Tuesday, September 25, 2012

Needy Me

I've been teaching a while, and I generally feel reasonably confident about the courses I teach.  But I'm also not shy about asking friends with more expertise for suggestions and help (especially, for example, I always ask real medievalists when I'm prepping Chaucer again because I know they know way more than I do).

I'm really struggling with the new composition class format.  It's really uncomfortable.  I'm beyond anxiety about it, and more into incipient terror.  And it's obvious around here.  For the first time in ages, I don't want to get out of bed in the morning because I dread this class.

More than once I've been told to ask for help from this or that person, and when I've done it, I've immediately gotten help, and good help.  But it's still hard to ask for help.

It's like I'm a college student again, and having trouble in a class, and shy about asking for help.  And it's damned uncomfortable.

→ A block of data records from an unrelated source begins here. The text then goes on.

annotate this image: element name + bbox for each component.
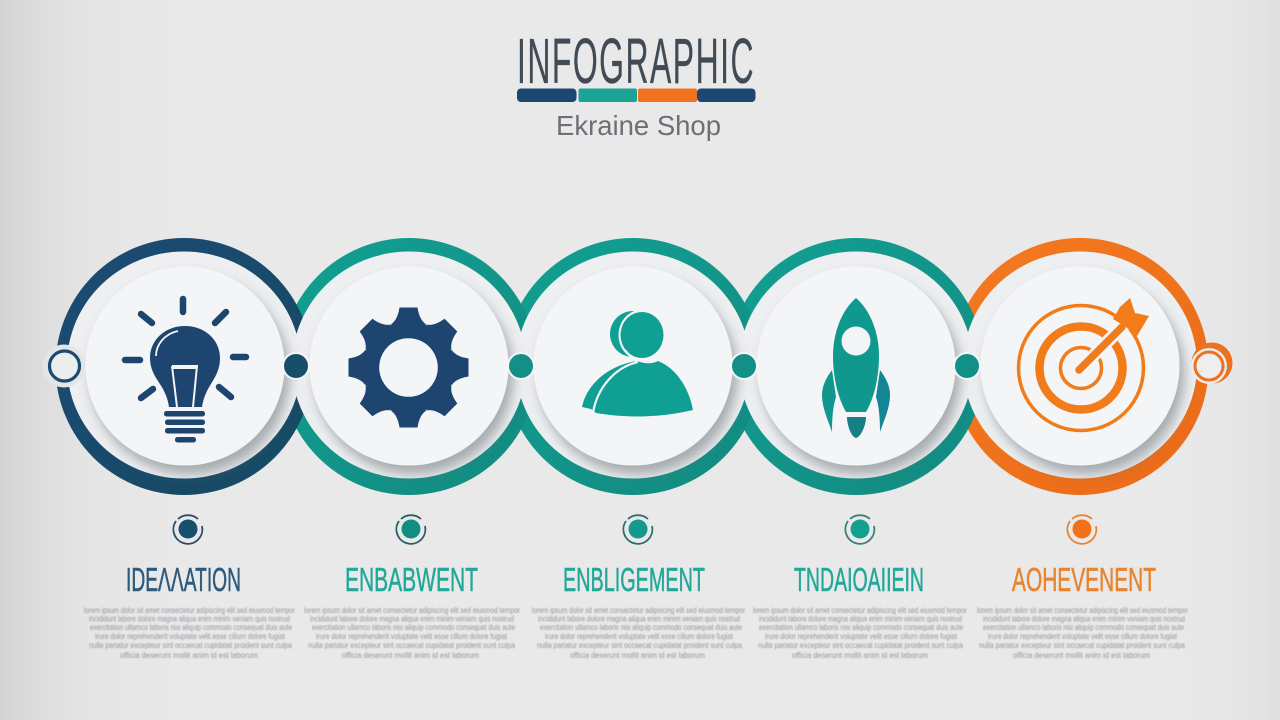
- step 5 body text: officia deserunt mollit anim id est laborum: [1013, 651, 1150, 660]
- light plates: [67, 252, 1197, 478]
- step 2 body text: officia deserunt mollit anim id est laborum: [342, 651, 479, 660]
- step 3 body text: lorem ipsum dolor sit amet consectetur adipiscing elit sed eiusmod tempor: [532, 606, 745, 615]
- icon: rocket: [822, 298, 890, 438]
- step 3 body text: incididunt labore dolore magna aliqua enim minim veniam quis nostrud: [538, 614, 740, 624]
- step 4 heading: TNDAIOAIIEIN: [794, 561, 924, 598]
- step 4 body text: irure dolor reprehenderit voluptate velit esse cillum dolore fugiat: [765, 632, 958, 641]
- step 4 body text: exercitation ullamco laboris nisi aliquip commodo consequat duis aute: [759, 623, 963, 632]
- step 2 body text: lorem ipsum dolor sit amet consectetur adipiscing elit sed eiusmod tempor: [304, 606, 520, 615]
- step 1 body text: nulla pariatur excepteur sint occaecat cupidatat proident sunt culpa: [89, 641, 292, 650]
- icon: gear: [348, 308, 468, 428]
- step 2 body text: nulla pariatur excepteur sint occaecat cupidatat proident sunt culpa: [308, 641, 515, 650]
- step circles chain: [42, 238, 1232, 495]
- ring: orange: [952, 238, 1208, 495]
- connector dots: [282, 352, 981, 380]
- step 1 body text: exercitation ullamco laboris nisi aliquip commodo consequat duis aute: [90, 623, 292, 632]
- step 4 body text: nulla pariatur excepteur sint occaecat cupidatat proident sunt culpa: [758, 641, 963, 650]
- step 4 body text: lorem ipsum dolor sit amet consectetur adipiscing elit sed eiusmod tempor: [753, 606, 967, 615]
- step 2 heading: ENBABWENT: [345, 561, 478, 598]
- marker 4: [845, 515, 874, 544]
- step 5 body text: [977, 606, 1188, 660]
- white discs: [86, 266, 1180, 466]
- step 5 body text: lorem ipsum dolor sit amet consectetur adipiscing elit sed eiusmod tempor: [977, 606, 1188, 615]
- step 5 body text: exercitation ullamco laboris nisi aliquip commodo consequat duis aute: [983, 623, 1184, 632]
- step 5 body text: incididunt labore dolore magna aliqua enim minim veniam quis nostrud: [983, 614, 1185, 624]
- step 5 body text: nulla pariatur excepteur sint occaecat cupidatat proident sunt culpa: [979, 641, 1185, 650]
- step 3 heading: ENBLIGEMENT: [563, 561, 705, 598]
- icon: light bulb: [125, 299, 246, 442]
- step 1 body text: incididunt labore dolore magna aliqua enim minim veniam quis nostrud: [89, 614, 290, 624]
- icon: target with arrow: [1018, 298, 1149, 430]
- start node: [42, 344, 86, 388]
- step 3 body text: exercitation ullamco laboris nisi aliquip commodo consequat duis aute: [540, 623, 742, 632]
- step 3 body text: officia deserunt mollit anim id est laborum: [570, 651, 705, 660]
- step 1 heading: IDEΛΛATION: [126, 561, 241, 598]
- marker 5: [1067, 515, 1096, 544]
- end node: [1191, 342, 1232, 384]
- step 4 body text: [753, 606, 967, 660]
- step markers: [173, 515, 1096, 544]
- step 1 body text: officia deserunt mollit anim id est laborum: [120, 651, 258, 660]
- step 3 body text: irure dolor reprehenderit voluptate velit esse cillum dolore fugiat: [545, 632, 734, 641]
- ring: teal 3: [504, 238, 762, 495]
- step 3 body text: [532, 606, 745, 660]
- step 1 body text: [84, 606, 295, 660]
- subtitle: Ekraine Shop: [556, 110, 721, 141]
- marker 3: [623, 515, 652, 544]
- step 1 body text: lorem ipsum dolor sit amet consectetur adipiscing elit sed eiusmod tempor: [84, 606, 295, 615]
- ring: navy: [56, 238, 312, 495]
- marker 1: [173, 515, 202, 544]
- step 2 body text: exercitation ullamco laboris nisi aliquip commodo consequat duis aute: [312, 623, 515, 632]
- title block: [517, 25, 756, 141]
- ring: teal 4: [728, 238, 984, 495]
- step 5 body text: irure dolor reprehenderit voluptate velit esse cillum dolore fugiat: [988, 632, 1178, 641]
- step 5 heading: AOHEVENENT: [1012, 561, 1156, 598]
- step 4 body text: incididunt labore dolore magna aliqua enim minim veniam quis nostrud: [759, 614, 962, 624]
- marker 2: [396, 515, 425, 544]
- ring: teal 2: [280, 238, 538, 495]
- step 2 body text: [304, 606, 520, 660]
- title colour bar: [517, 88, 756, 102]
- step 1 body text: irure dolor reprehenderit voluptate velit esse cillum dolore fugiat: [95, 632, 286, 641]
- icon: person: [582, 310, 693, 416]
- text: INFOGRAPHIC: [517, 25, 755, 97]
- step 2 body text: incididunt labore dolore magna aliqua enim minim veniam quis nostrud: [310, 614, 514, 624]
- step 3 body text: nulla pariatur excepteur sint occaecat cupidatat proident sunt culpa: [537, 641, 742, 650]
- step 4 body text: officia deserunt mollit anim id est laborum: [792, 651, 928, 660]
- step 2 body text: irure dolor reprehenderit voluptate velit esse cillum dolore fugiat: [316, 632, 508, 641]
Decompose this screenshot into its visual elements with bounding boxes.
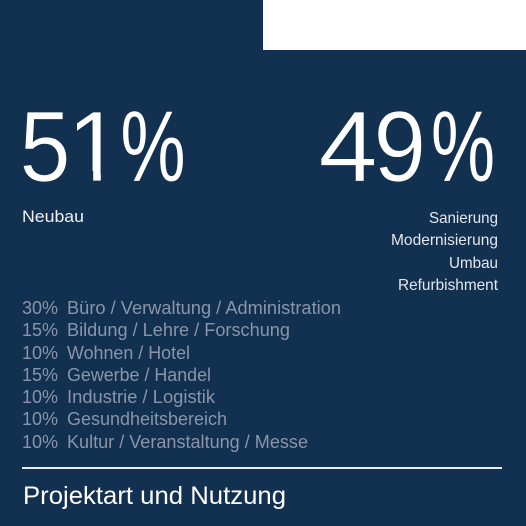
statistic: 51% Neubau xyxy=(20,91,186,226)
big number 51%: 1 xyxy=(67,91,123,203)
labels for refurbishment types xyxy=(391,210,499,294)
usage list: 10% xyxy=(22,432,58,452)
labels for refurbishment types: Modernisierung xyxy=(391,232,498,249)
big number 51%: % xyxy=(120,91,186,203)
usage list: 30% xyxy=(22,298,58,318)
big number 49%: 9 xyxy=(374,91,426,203)
usage list: Büro / Verwaltung / Administration xyxy=(67,298,341,318)
usage list: 15% xyxy=(22,320,58,340)
usage list: Gesundheitsbereich xyxy=(67,409,227,429)
usage list: Wohnen / Hotel xyxy=(67,343,190,363)
usage list: Gewerbe / Handel xyxy=(67,365,211,385)
usage list: 15% xyxy=(22,365,58,385)
usage list xyxy=(22,298,341,452)
usage list: Industrie / Logistik xyxy=(67,387,216,407)
big number 49%: 4 xyxy=(318,91,378,203)
usage list: Bildung / Lehre / Forschung xyxy=(67,320,290,340)
label Neubau: Neubau xyxy=(22,207,84,226)
usage list: 10% xyxy=(22,409,58,429)
statistic: 49% Sanierung xyxy=(318,91,499,294)
white corner block xyxy=(263,0,526,50)
footer title: Projektart und Nutzung xyxy=(23,482,286,510)
usage list: 10% xyxy=(22,387,58,407)
labels for refurbishment types: Sanierung xyxy=(429,210,498,227)
labels for refurbishment types: Umbau xyxy=(449,255,498,272)
big number 49%: % xyxy=(431,91,495,203)
usage list: Kultur / Veranstaltung / Messe xyxy=(67,432,308,452)
labels for refurbishment types: Refurbishment xyxy=(398,277,499,294)
big number 51% xyxy=(20,91,186,203)
big number 51%: 5 xyxy=(20,91,70,203)
usage list: 10% xyxy=(22,343,58,363)
big number 49% xyxy=(318,91,495,203)
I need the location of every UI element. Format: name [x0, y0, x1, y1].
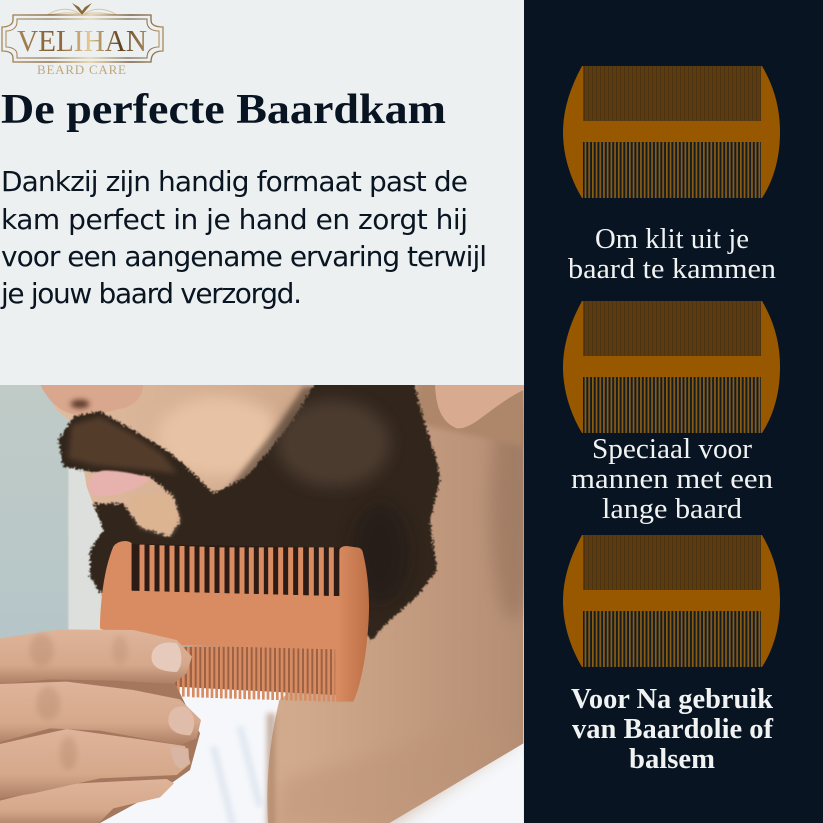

I think there's a part of me that thinks my colleagues are judging me, and I'm coming up short, when I need to ask for help.

I think there's a part of me that is judging myself.

I'm waiting to go see a colleague to ask for more help as soon as her office is free of the student she is helping.


  1. Oh, it's so hard not to be the expert! As teachers, that becomes a default mode. And we know the things about which we are not experts, so having something you thought you knew how to do be something you need help on would be hard.

  2. I agree that it's hard to ask for help. The desire to be an expert in all things is hard to fight. With writing, though, I don't think that enough people take a collaberative view. In publishing, there are so, so many people who have an impact on the writing process and getting a book (article, whatever) to publication. Why should a writing class be any different?

    Still, asking for help can be tough. Good luck!

  3. Having gotten good help feels much better than asking for it, doesn't it? but every one of these sorts of conversations usually ends up being a two-way learning street. There's so much of what makes a class not feel like it's working that really isn't about you--the mix of students has an influence, too. Hope you have the conversations you're hoping for.

  4. Oh, that does sound rough. I'm glad you've got colleagues to talk with. I hope that she's helpful.

    If it's any comfort, I still use some things you taught me about reading Shakespeare, which of course is one of the things I teach that I'm not an expert in. Which is to say that we all help each other from time to time!